The functions `spd.logmap()`

and `spd.expmap()`

implement the logarithm and exponential maps, respectively, at a basepoint `p`

. Given spd.matrices `x`

and `p`

, `spd.logmap(x, p)`

returns a tangent vector (a symmetric matrix) located at `p`

, equal to the projection of `x`

onto the tangent space at `p`

. Often, this operation is interpreted as the linearization of the SPD manifold around `p`

. The projection of a tangent vector `y`

at `p`

back onto the SPD manifold is accomplished using `spd.expmap(y, p)`

.

## Transport

**spdm** can transport tangent vectors between tangent spaces using the function `spd.transport(x, from, to, method)`

, where `x`

is a symmetric matrix (a tangent vector), and `from`

and `to`

are SPD matrices. The following two forms of transport are currently implemented:

### Parallel Transport

Setting `method = "pt"`

uses the Schild’s ladder algorithm to parallel transport a tangent vector along a geodesic between two SPD matrices.
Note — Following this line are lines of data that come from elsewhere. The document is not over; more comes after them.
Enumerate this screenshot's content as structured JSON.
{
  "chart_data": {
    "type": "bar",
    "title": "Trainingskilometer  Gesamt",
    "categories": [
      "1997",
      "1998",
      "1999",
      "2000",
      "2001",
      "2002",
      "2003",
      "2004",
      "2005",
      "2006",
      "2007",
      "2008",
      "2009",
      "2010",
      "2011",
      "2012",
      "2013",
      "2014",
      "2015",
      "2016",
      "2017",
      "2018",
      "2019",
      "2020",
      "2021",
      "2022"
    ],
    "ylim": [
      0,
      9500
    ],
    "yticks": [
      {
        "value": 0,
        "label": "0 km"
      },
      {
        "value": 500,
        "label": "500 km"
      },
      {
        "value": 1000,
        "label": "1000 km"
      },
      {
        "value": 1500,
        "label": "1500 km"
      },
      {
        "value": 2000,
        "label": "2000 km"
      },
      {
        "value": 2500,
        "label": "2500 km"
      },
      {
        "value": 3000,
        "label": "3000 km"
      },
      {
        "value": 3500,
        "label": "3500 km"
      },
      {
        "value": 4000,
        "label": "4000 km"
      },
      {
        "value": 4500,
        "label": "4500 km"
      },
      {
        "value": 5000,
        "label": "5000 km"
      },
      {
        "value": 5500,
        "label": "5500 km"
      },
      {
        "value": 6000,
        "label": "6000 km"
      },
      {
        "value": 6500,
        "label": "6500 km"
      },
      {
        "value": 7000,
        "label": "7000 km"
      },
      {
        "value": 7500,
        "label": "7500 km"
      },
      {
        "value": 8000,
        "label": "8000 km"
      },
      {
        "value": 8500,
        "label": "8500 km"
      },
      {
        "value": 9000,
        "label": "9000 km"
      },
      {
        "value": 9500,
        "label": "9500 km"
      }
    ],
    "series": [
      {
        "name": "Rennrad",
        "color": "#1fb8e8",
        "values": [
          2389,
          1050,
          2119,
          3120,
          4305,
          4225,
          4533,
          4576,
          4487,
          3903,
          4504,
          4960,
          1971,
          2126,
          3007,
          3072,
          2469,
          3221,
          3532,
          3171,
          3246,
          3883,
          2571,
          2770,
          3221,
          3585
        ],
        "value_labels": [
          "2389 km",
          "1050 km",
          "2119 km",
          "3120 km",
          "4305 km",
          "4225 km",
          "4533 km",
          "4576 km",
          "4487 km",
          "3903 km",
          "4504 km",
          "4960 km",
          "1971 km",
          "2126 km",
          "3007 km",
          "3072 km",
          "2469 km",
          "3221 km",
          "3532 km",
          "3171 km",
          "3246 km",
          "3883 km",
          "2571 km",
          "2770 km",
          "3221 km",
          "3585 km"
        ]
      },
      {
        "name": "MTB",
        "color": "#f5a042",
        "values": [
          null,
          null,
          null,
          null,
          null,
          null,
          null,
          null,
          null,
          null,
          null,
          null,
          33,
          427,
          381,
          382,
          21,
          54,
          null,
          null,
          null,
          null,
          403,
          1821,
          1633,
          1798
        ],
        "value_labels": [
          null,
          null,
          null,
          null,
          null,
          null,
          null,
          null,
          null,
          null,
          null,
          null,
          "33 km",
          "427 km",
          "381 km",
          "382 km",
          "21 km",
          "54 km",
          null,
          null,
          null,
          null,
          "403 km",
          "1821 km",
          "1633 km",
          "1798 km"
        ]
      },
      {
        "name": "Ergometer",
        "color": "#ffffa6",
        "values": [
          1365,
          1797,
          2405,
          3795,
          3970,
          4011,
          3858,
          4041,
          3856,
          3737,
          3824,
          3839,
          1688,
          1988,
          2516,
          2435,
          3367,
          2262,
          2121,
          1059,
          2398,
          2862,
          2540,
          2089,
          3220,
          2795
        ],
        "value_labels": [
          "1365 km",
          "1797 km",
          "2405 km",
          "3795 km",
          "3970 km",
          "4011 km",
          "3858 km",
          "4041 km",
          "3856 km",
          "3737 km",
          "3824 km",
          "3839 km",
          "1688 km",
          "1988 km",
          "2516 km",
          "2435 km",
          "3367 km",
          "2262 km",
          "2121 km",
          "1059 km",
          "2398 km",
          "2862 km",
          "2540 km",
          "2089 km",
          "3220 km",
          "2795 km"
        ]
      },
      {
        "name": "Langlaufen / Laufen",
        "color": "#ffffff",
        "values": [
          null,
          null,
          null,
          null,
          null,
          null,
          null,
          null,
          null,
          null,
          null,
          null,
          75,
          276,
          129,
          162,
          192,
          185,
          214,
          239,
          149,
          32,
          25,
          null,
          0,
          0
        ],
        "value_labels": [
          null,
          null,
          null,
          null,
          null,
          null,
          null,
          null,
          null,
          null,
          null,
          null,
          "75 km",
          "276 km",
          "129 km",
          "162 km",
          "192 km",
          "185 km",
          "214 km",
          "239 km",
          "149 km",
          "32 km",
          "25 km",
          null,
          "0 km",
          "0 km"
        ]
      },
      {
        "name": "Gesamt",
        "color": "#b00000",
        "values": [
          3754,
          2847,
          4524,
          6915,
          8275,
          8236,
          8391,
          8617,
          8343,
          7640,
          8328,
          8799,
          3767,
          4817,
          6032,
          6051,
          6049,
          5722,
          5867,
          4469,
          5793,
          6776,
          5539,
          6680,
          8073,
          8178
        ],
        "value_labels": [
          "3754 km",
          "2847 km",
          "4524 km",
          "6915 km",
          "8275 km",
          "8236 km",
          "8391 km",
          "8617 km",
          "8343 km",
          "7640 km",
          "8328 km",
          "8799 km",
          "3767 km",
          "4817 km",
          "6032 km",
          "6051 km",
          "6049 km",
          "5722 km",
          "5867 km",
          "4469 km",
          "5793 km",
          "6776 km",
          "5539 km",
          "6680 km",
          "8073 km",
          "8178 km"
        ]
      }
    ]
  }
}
An additional argument `nsteps`

sets the number of steps used in the Schild’s ladder algorithm.

```
spd.transport(x, from, to, method = 'pt', nsteps = 10)
```

### GL(n) Action

The metric on the Riemannian manifold \(\mathcal{S}_{++}\) of SPD matrices is invariant under the \(GL_n(\mathbb{R})\) action

\[\phi: GL_n(\mathbb{R}) \times \mathcal{S}_{++} \rightarrow \mathcal{S}_{++}\] \[\phi_G(\Sigma) = G \Sigma G^\top\]Zhao et al. (2018) propose to transport a tangent vector \(V\) from \(S_1\) to \(S_2\) using the differential

\[d\phi_G(V) = G V G^\top,\]and setting \(G = S_2^{1/2}S_1^{-1/2}\), giving the transport

\[d\phi_{S_1 \rightarrow S_2}(V) = S_2^{1/2} S_1^{-1/2} V S_1^{-1/2} S_2^{1/2}\]This can be done by setting `method = "gl"`

```
spd.transport(x, from, to, method = 'gl')
```

#### References

Zhao, Q., Kwon, D., & Pohl, K. M. (2018, September). A Riemannian Framework for Longitudinal Analysis of Resting-State Functional Connectivity. In International Conference on Medical Image Computing and Computer-Assisted Intervention (pp. 145-153). Springer, Cham.